Kresnayana Yahya Enciety Business Consult mengatakan, cara ini dilakukan untuk mengurangi mata rantai distribusi barang.
Kresnayana menjelaskan, selama ini barang banyak dimainkan oleh makelar yang berani mengambil risiko.” Selama pasar murah tidak menguntungkan bagi sisi produsen, kegiatan itu hanya bertahan sesaat saja,” kata Kresnayana pada Radio Suara Surabaya.
Kata Kresnayana, pangan itu berada dalam situasi sangat kompleks karena mata rantainya sangat panjang. Selain itu produsennya seringkali tidak menikmati kenaikan atau perubahan harga.

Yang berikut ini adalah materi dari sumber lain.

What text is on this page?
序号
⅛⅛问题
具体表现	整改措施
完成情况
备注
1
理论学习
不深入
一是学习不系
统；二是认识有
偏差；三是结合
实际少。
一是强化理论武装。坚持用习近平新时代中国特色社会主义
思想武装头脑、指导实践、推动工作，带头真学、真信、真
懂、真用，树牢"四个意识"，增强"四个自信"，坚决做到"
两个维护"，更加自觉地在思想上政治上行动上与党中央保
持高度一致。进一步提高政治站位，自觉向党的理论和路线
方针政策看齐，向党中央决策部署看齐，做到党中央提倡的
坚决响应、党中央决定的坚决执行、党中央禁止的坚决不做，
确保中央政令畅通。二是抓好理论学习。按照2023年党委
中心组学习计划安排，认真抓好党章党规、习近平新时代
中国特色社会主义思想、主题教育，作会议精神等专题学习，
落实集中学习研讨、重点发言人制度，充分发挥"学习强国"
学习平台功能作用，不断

“Kalau produksinya tidak kita kuasai pasti di tengah jalan banyak orang yang menikmati keuntungan secara ilegal. Seringkali distributor mengambil untung lebih pasar daripada produsen yakni petani dan bukan pedagang,” ujar dia.
Untuk hal pangan, lanjut dia, karena produsennya kecil-kecil biaya produksinya menjadi mahal.” Kalau mereka diasosiasikan atau dikoperasikan maka baru akan memberi keadilan pada produsennya,” katanya.
Kota Surabaya sendiri tidak mempunyai petani karena itu 40 persen barang yang masuk ke Surabaya sudah dalam bentuk kerjasama. Pemkot Surabaya juga harus membantu dalam hal mengangkut barang langsung dari produsen ke pasar yang mampu memotong mata rantai distribusi.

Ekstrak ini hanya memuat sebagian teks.